I found a potato in the dirt with my mother. Not very excited. I didn’t know we were not going to Grandma and Grandpa’s house. Because every year when summer starts we dig out the potatoes at Grandma and Grandpa’s house.
My brother was taking a bath in the dirt. My mom was cleaning my brother’s hands. That’s all for this weekend! -Edie
Although it was a pretty drizzly, we knew we needed to get the potatoes in for the winter before they got soggy in the ground. Edie worked hard to help sort out the yellow balls from the clumpy dirt. It was the first day Rory tried on his rain boots, and he was not impressed. While we sorted through the dirt, Rory thrashed around the wet sidewalk and figured out how to get his boots off. It wasn’t exactly his happiest moment. As he settled into the weather, though, he crept into the dirt and squished his own little mud pile. Wet, but not too cold, we headed into the mudroom to strip down and pre-rinse for a nice warm bath. -Mama
The onions are walking in the long grass I’m making. They are going on a journey, on a quest. And they packed lots of food. And then they came to a village, and it was their mother’s village. No, it was not. It was St. Joseph’s village. And they slept there three days and then went on their quest again. And it snowed during when they were in St. Joseph’s village.
Still slowly recovering from fifth disease, it’s time to get some sun and do restful things. This decorated rock for installation.
This is Rainbow Brainbow land. Belle is swimming in the aqua pool.
We finally have some flowers for picking. Edie has arranged them in her birthday vases.
Okay, now if we can just kick these germs.
When Edie was just a few months old, she came through pertussis, which left her lungs a little weak. When she’s healthy we can’t tell the difference, but as soon as she gets the slightest bit sick, her lungs gum up and the faintest “whoop” resolves her worst coughs. She is likely to grow out of it eventually, but for now it continues to add a special pathetic note to any illness.
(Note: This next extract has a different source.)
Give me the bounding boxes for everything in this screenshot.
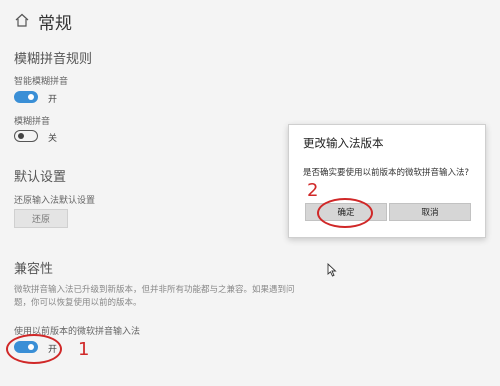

So when the early morning was punctuated by a spastic choke, I knew it was going to be a sick day. Usually the coughing doesn’t slow her down much, so I wasn’t sure she’d need much extra attention until she wandered into the living room with those glassy fever eyes. “My ankles hurt right here. I might vomit.” I felt a bit of panic, but when we got safely to the potty it became clear that “vomit” was just her polite euphemism for productive coughing.
I tucked her back into bed with an appeal to a few familiar examples of sick children who stay in bed all day: Allen Say as a child in his autobiographical “Tree of Cranes,” and the Stevenson Counterpane poem. We brought out the little TV with a built-in VCR, which she can operate on her own to watch a selection of kids’ tapes left over from my childhood. The MagiClip princesses joined her for Pete’s Dragon and Peter Pan. She munched some immune support gummy bears, homeopathic children’s cold tablets, and a little herbal cough syrup, along with plenty of lemony tea.
She loved my egg flower soup last time, but this time she didn’t get much down. It took all morning to eat half a mandarin orange. Although she’s in reasonably good spirits, I can tell the virus is probably going to win a few rounds. For now, I’ll give her a little back up, keep her comfortable and protect her rest, and settle in for a quarantine watch.
That’s what you get for scheduling a date night.